Police drive to cut risky motoring habits

Inspector Jon Burrows Sgt Chris McGurran and Constable Ciaran Smyth.
Inspector Jon Burrows Sgt Chris McGurran and Constable Ciaran Smyth.

Over 100 motoring offences were detected in the area during a month-long focus on road safety, the Leader can reveal.

During September officers from local policing team B in Armagh City, Banbridge and Craigavon conducted road safety patrols and checks on roads across the district aimed at tackling driving behaviours that are linked to serious road traffic collisions.

Over 100 offences linked to speeding, no seatbelts, misuse of mobile phones and no insurance were detected.

Inspector Jon Burrows said: “Lives are lost and ruined on our roads every year and it is important we take enforcement action against driver behaviours that cause collisions, and educate road users about their responsibility to make our roads safer.

“I would urge motorists to put road safety first.
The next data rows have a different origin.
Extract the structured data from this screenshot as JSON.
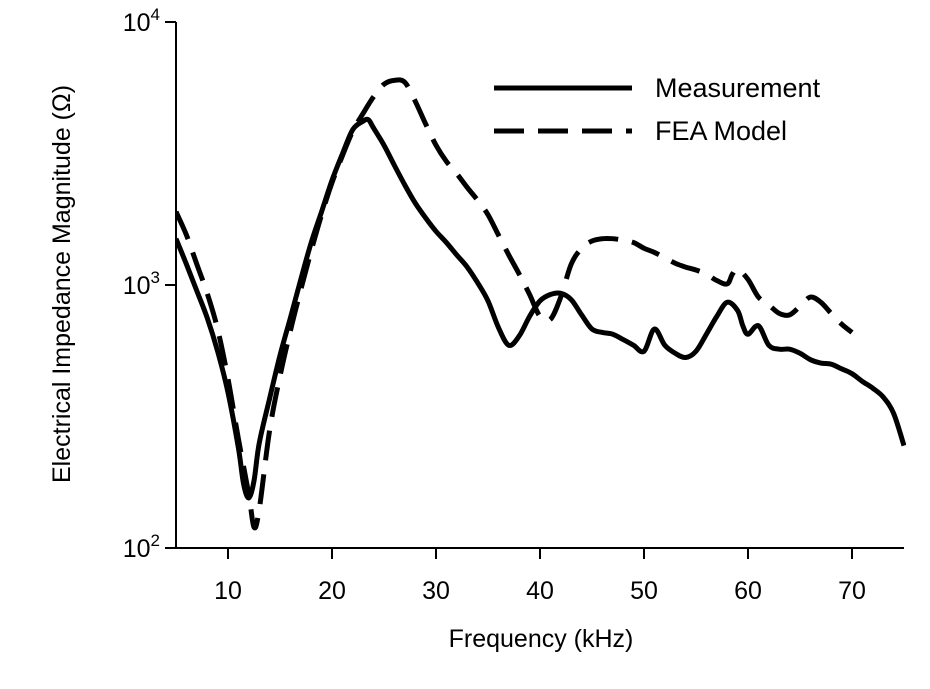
{
  "chart_data": {
    "type": "line",
    "title": "",
    "xlabel": "Frequency (kHz)",
    "ylabel": "Electrical Impedance Magnitude (Ω)",
    "xlim": [
      5,
      75
    ],
    "ylim": [
      100,
      10000
    ],
    "yscale": "log",
    "grid": false,
    "legend_position": "top-right",
    "x_ticks": [
      10,
      20,
      30,
      40,
      50,
      60,
      70
    ],
    "x_tick_labels": [
      "10",
      "20",
      "30",
      "40",
      "50",
      "60",
      "70"
    ],
    "y_ticks": [
      {
        "value": 100,
        "base": "10",
        "exp": "2"
      },
      {
        "value": 1000,
        "base": "10",
        "exp": "3"
      },
      {
        "value": 10000,
        "base": "10",
        "exp": "4"
      }
    ],
    "series": [
      {
        "name": "Measurement",
        "style": "solid",
        "color": "#000000",
        "x": [
          5,
          6,
          7,
          8,
          9,
          10,
          11,
          11.5,
          12,
          12.5,
          13,
          14,
          15,
          16,
          17,
          18,
          19,
          20,
          21,
          22,
          23,
          23.5,
          24,
          25,
          26,
          27,
          28,
          29,
          30,
          31,
          32,
          33,
          34,
          35,
          36,
          37,
          38,
          39,
          40,
          41,
          42,
          43,
          44,
          45,
          46,
          47,
          48,
          49,
          50,
          51,
          52,
          53,
          54,
          55,
          56,
          57,
          58,
          59,
          59.5,
          60,
          61,
          62,
          63,
          64,
          65,
          66,
          67,
          68,
          69,
          70,
          71,
          72,
          73,
          74,
          75
        ],
        "values": [
          1500,
          1200,
          950,
          750,
          560,
          390,
          240,
          175,
          155,
          180,
          250,
          370,
          540,
          750,
          1050,
          1450,
          1900,
          2500,
          3150,
          3900,
          4200,
          4250,
          3950,
          3400,
          2850,
          2400,
          2050,
          1800,
          1600,
          1450,
          1300,
          1170,
          1020,
          870,
          690,
          590,
          640,
          760,
          870,
          920,
          930,
          880,
          770,
          680,
          660,
          650,
          620,
          590,
          560,
          680,
          590,
          550,
          530,
          560,
          650,
          760,
          860,
          800,
          700,
          650,
          700,
          590,
          570,
          570,
          550,
          520,
          505,
          500,
          480,
          460,
          430,
          405,
          375,
          325,
          245
        ]
      },
      {
        "name": "FEA Model",
        "style": "dashed",
        "color": "#000000",
        "x": [
          5,
          6,
          7,
          8,
          9,
          10,
          11,
          12,
          12.5,
          13,
          14,
          15,
          16,
          17,
          18,
          19,
          20,
          21,
          22,
          23,
          24,
          25,
          26,
          27,
          28,
          29,
          30,
          31,
          32,
          33,
          34,
          35,
          36,
          37,
          38,
          39,
          40,
          41,
          42,
          43,
          44,
          45,
          46,
          47,
          48,
          49,
          50,
          51,
          52,
          53,
          54,
          55,
          56,
          57,
          58,
          58.5,
          59,
          60,
          61,
          62,
          63,
          64,
          65,
          66,
          67,
          68,
          69,
          70
        ],
        "values": [
          1900,
          1550,
          1200,
          930,
          680,
          440,
          260,
          160,
          120,
          140,
          280,
          450,
          670,
          960,
          1350,
          1850,
          2450,
          3100,
          3850,
          4500,
          5200,
          5800,
          6000,
          5900,
          5000,
          4100,
          3400,
          2950,
          2650,
          2350,
          2100,
          1850,
          1550,
          1300,
          1100,
          920,
          760,
          740,
          900,
          1200,
          1380,
          1470,
          1500,
          1500,
          1480,
          1450,
          1380,
          1330,
          1270,
          1210,
          1170,
          1140,
          1100,
          1040,
          1010,
          1100,
          1150,
          1050,
          900,
          840,
          780,
          770,
          830,
          900,
          860,
          780,
          710,
          660
        ]
      }
    ]
  }
}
“Always drive within the speed limit, always wear your seatbelt, do not use your mobile phone when driving and never drive whilst under the influence of drink or drugs.”
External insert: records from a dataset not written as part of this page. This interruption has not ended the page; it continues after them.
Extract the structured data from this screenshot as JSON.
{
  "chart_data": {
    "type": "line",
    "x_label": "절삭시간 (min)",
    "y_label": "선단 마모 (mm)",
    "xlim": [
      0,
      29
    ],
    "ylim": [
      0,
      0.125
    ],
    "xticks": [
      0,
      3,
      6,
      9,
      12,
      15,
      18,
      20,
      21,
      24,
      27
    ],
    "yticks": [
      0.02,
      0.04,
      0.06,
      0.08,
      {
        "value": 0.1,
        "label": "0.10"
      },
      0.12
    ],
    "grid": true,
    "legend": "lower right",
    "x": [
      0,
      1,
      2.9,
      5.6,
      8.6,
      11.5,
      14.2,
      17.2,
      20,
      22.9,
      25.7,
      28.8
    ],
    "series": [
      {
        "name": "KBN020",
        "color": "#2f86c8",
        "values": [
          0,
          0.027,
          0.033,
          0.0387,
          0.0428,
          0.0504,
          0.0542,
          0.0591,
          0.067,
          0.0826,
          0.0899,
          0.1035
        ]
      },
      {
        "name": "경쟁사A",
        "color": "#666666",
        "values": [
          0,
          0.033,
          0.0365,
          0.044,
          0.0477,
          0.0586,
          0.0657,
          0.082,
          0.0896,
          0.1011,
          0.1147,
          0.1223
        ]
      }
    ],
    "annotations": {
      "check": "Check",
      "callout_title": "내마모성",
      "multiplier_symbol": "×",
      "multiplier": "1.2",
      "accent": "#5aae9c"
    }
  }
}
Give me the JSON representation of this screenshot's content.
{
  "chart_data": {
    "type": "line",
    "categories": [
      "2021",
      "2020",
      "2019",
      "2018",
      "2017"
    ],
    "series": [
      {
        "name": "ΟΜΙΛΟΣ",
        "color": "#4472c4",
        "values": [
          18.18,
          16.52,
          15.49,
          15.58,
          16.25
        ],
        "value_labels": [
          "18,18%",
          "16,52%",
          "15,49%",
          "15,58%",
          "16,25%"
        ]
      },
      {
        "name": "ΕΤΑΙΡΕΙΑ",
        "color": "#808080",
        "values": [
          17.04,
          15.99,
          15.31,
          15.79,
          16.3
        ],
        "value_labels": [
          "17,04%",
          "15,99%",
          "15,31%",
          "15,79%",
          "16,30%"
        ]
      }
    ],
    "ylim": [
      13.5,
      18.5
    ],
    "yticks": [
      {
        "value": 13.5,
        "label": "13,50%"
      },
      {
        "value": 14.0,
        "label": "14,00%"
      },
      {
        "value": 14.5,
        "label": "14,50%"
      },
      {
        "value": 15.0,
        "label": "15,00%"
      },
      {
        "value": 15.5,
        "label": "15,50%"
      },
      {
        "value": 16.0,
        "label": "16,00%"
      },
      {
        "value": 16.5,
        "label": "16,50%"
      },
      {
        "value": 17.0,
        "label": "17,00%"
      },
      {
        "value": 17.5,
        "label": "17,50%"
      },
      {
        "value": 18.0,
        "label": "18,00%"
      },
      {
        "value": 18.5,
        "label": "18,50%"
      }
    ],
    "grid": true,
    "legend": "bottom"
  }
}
Councillor Glenn Barr has welcomed the campaign.

“Any initiative to help cut injury or fatalities on our roads is good.

“Raising awareness and being reminded that a car is essentially a lethal weapon if not used properly is important.

“There are always areas that need particular attention such as coming into our towns like Rathfriland where there is a 30mph zone but people can still easily be clocking around 50mph. Areas around our schools too are of significant concern.
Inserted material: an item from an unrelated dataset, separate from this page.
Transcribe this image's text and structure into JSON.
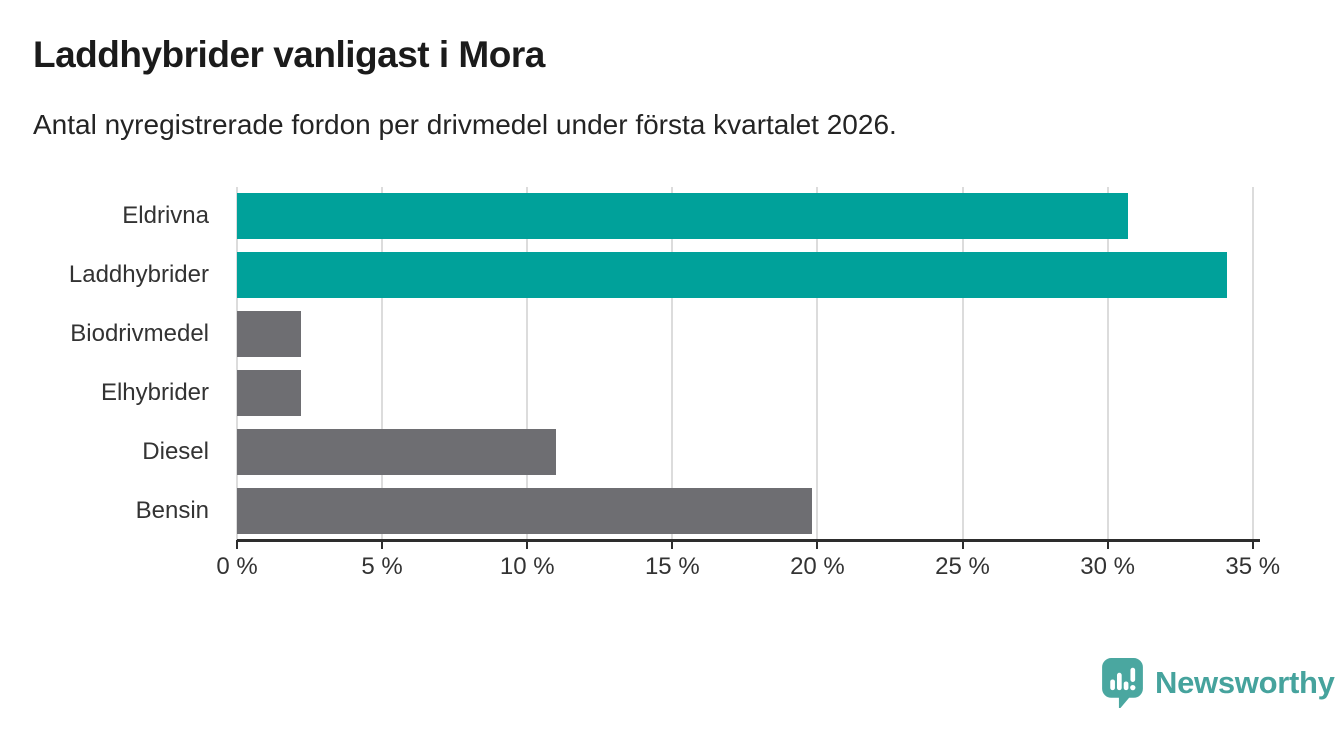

“There’s always a lot that can be included in this sort of campaign.

Councillor Barr added: “Although it’s not always popular, people need to be reminded if they are not driving with the due care and attention needed. Often you will see drivers at the wheel with a moblie phone to their ear. It’s a temptation to answer your phone when driving and people do it, but that doesn’t make it right.

“Some people also think it’s acceptable to read or send a text, especially on country roads, but if you’re looking at your phone then you’re not looking at the road.

“It’s important habits like this are stamped out.”